The Nagano Prefecture landscape where I was is rugged and mountainous with Japanese acers, Cornus kousa and azaleas growing along the sides of the road, or by the sides of waterfalls. The traditional Japanese garden emulates this greenery and rock using refined local flora. The majority of Japanese people live in concrete-covered cities, so any patch of green or balcony is planted up. As a result of city life, the Japanese love their plants and their landscape. Whichford Pottery containers (made in Warwickshire – whichfordpottery. com /01608 684416) are widely appreciated in Japan and many a Tokyo balcony has one. However the Barakura Garden, where I lectured, is a recreation of a British rose garden. It has a laburnum arch borrowed from Bodnant in North Wales, rose arches galore and a Lutyens-style pergola with round supports copied from Jekyll and Lutyen’s Hestercombe Garden in Somerset. There is also a white garden reminiscent of Sissinghurst in Kent. If I closed my eyes I could be in England. However there are no box hedges. Buxus sempervirens will not survive the long, cold snowy winters so yew is used instead. Lavender mostly dies every year too, although nepeta survives. Roses thrive, especially ramblers, but they put out enormous amounts of growth due to the warm, rain-soaked climate. Shakespeare’s Musk, or ‘Rambling Rector’, seems to ramble a little further under the hot Japanese sun, spurred on by the rainy season which lasts on average a biblical 40 days. And when it rains, it rains heavily. You don’t need a weather forecast either. If the cicadas (grasshoppers) go silent and stop rubbing their knees together you know it will rain in the next half an hour.

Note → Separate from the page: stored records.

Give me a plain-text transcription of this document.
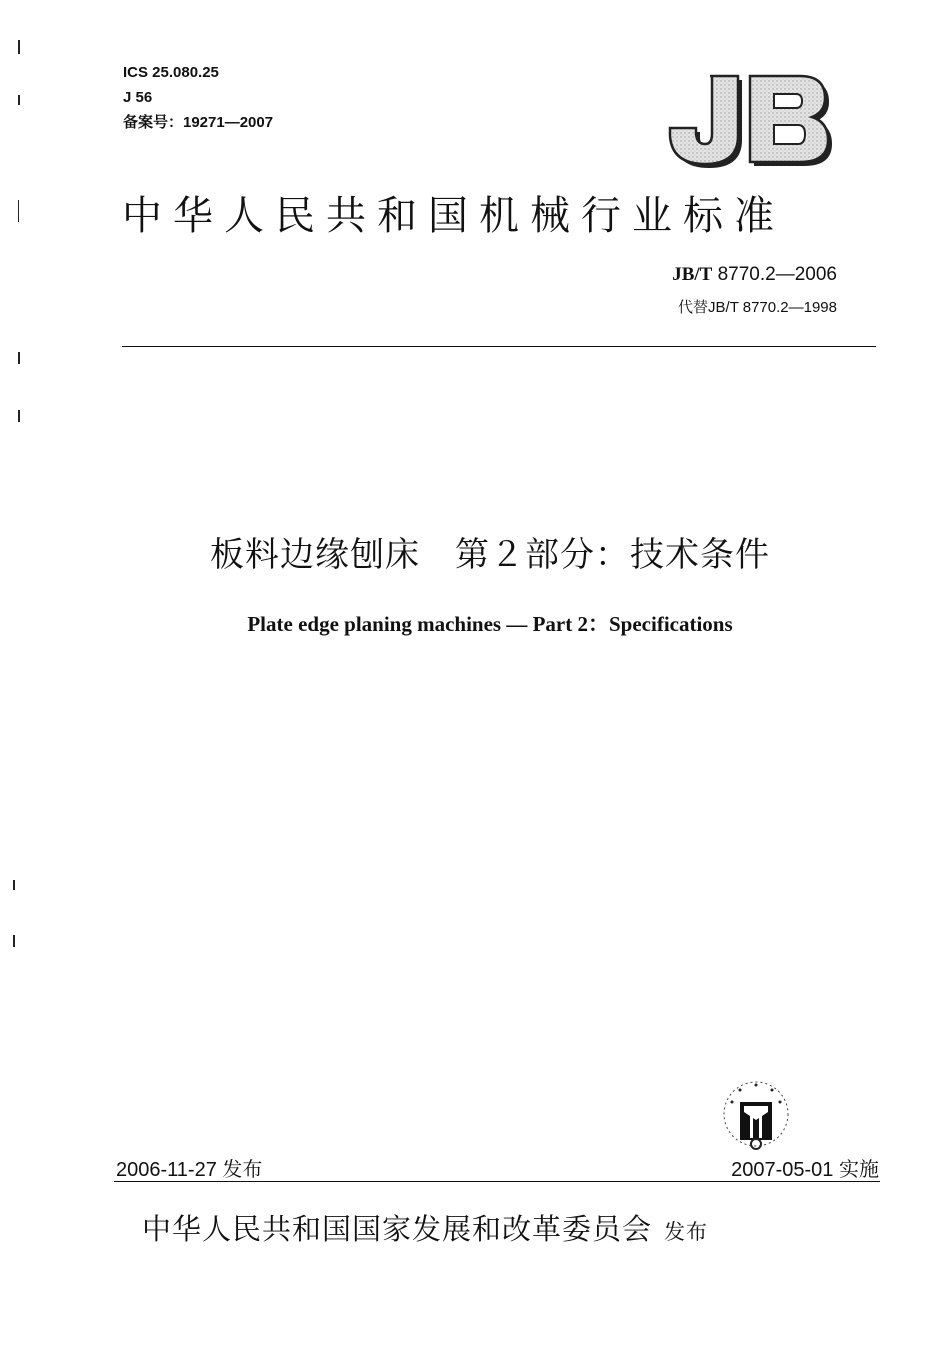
ICS 25.080.25
J 56
备案号：19271—2007
中华人民共和国机械行业标准
JB/T 8770.2—2006
代替JB/T 8770.2—1998
板料边缘刨床　第２部分：技术条件
Plate edge planing machines — Part 2：Specifications
2006-11-27 发布	2007-05-01 实施
中华人民共和国国家发展和改革委员会 发布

The Barakura Garden is very famous in Japan. It was originally laid out by John Brookes in the 1980s for the Yamada family. Miss Kay Yamada is a national celebrity on Japanese television. Over the years she built up a warm relationship with Peter Beales, the late Norfolk rose grower, and he visited most years until ill health forced him to stop. He named one pink rose after her mother, ‘Mrs Yamada’. This was a rare sport from the stripy Bourbon rose ‘Variegata di Bologna’, spotted by Peter in the garden. The rainy season is interspersed with spells of hot sunshine so plants look as though they are on steroids. The climate is perfect for Japanese and Asian flora like hostas, hydrangeas, acers and wisteria. If you’ve struggled with these your garden is probably too dry in summer and possibly too cool. Hostas, pictured, are untroubled by slugs here and there are few snails. I recognised several varieties including the lime-green ‘Sum and Substance’, the all-green ‘Devon Green’.

The biggest surprise was the size of the tulip trees. Liriodendron tulipifera, the American Yellowwood, was planted in the late 1980s. They are already huge here, helped along by summer heat and copious rain.

In chilly Britain, a 30-year-old tulip tree would be a mere stripling, although I’m quite glad we don’t get Japanese typhoons here!